The DC1 distributes the high-power transmission wave supplied from the CIR 92 to the SWR computing circuit 96 as a traveling wave, and also distributes the transmission wave to the DC2. The DC2 supplies the transmission wave distributed from the DC1 to the transmission/reception antenna 95 via the BPF 94. In a case where the supplied transmission wave is reflected at a location after the BPF 94, the DC2 detects the reflected wave via the BPF 94 to distribute the reflected wave to the SWR computing circuit 96, and also to supply the reflected wave to the DC1 as a reception wave.
The SWR computing circuit 96 measures the SWR using the traveling wave distributed from the DC1 and the reflected wave distributed from the DC2. The ISO 97 supplies the reception wave supplied from the CIR 92 to the LNA 98. The LNA 98 amplifies the reception wave supplied from the ISO 97 to supply the amplified reception wave to a reception processing unit (not illustrated) as a reception signal.

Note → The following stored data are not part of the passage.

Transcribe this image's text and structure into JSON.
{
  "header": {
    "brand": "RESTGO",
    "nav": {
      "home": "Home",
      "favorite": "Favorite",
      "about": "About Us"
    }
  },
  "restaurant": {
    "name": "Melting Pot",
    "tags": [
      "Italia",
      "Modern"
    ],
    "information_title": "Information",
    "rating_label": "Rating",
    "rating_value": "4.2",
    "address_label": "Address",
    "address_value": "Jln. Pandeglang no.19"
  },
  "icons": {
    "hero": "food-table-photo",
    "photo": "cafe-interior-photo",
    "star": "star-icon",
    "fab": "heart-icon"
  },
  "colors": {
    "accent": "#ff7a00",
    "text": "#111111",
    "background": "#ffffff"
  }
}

In the standing wave ratio measuring circuit 9, as illustrated in FIG. 15, a reception period and a transmission period are assigned in a time-sharing manner. During a transmission period, that is, when the operation mode is a transmission mode, the transmission wave is propagated, and at the same time, the SWR is measured using the traveling wave and the reflected wave. Meanwhile, during a reception period, that is, when the operation mode is a reception mode, the reception wave is propagated. Related techniques are disclosed in documents including Japanese Laid-open Patent Publication No. 2008-147934 and Japanese Laid-open Patent Publication No. 2004-286632.

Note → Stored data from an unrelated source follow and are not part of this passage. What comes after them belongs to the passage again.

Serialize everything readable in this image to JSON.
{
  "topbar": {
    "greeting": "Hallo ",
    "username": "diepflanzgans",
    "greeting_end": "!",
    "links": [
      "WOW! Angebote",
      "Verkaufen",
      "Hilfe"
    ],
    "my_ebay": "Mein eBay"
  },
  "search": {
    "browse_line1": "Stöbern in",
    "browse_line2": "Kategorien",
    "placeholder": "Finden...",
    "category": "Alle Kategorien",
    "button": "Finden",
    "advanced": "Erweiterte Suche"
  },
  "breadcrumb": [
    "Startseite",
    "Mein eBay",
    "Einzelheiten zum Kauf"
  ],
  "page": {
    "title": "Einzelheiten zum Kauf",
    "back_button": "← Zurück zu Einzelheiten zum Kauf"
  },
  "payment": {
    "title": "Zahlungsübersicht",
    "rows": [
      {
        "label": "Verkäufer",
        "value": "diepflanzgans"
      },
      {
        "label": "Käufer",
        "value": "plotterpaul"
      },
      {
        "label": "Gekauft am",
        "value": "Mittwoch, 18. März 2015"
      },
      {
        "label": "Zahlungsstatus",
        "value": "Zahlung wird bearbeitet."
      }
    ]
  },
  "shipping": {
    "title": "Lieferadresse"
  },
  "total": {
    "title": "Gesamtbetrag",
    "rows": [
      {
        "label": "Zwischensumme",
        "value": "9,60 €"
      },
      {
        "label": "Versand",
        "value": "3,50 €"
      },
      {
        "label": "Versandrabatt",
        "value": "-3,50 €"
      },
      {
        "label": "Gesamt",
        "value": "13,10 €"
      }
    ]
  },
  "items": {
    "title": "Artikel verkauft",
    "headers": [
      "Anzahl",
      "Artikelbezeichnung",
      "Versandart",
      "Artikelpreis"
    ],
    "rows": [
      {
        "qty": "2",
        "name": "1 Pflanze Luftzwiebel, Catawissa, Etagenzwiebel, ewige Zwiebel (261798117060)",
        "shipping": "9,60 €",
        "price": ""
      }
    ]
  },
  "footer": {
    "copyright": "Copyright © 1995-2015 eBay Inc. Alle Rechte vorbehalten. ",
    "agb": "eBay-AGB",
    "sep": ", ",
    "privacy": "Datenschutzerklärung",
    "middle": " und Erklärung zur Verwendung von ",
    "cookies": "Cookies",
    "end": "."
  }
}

In the standing wave ratio measuring circuit 9 according to the related art, part of the traveling wave and the reflected wave propagated during the transmission period and the reception period assigned in a time-sharing manner is extracted by the directional couplers (DC1 and DC2) at a location after the PA 91, which may increase the pass loss of power.
That is, the standing wave ratio measuring circuit 9 distributes a part of the transmission wave amplified by the PA 91 to the SWR computing circuit 96 using the DC1 as a traveling wave during the transmission period, and thus a radio wave corresponding to an amount for distribution is removed from the transmission wave, which increases the loss in power for that amount of the transmission wave. Also, the standing wave ratio measuring circuit 9 distributes a part of the reception wave supplied from the transmission/reception antenna 95 to the SWR computing circuit 96 using the DC2 during the reception period, and thus a radio wave corresponding to an amount for distribution is removed from the reception wave, which increases the loss in power for that amount of the reception wave.
Moreover, the transmission wave output from the PA 91 has high power, and thus the power gain of the transmission wave may be varied in some cases. In such cases, the transmission wave is distorted, as a result of which the signal level of the transmission wave (traveling wave) and the reflected wave for the traveling wave may not be detected accurately, which could increase errors in the measurement of the SWR.
The above events occur not only in mobile communication base stations, but also in radio apparatuses in general which include a transmission/reception antenna and in which the standing wave ratio is measured.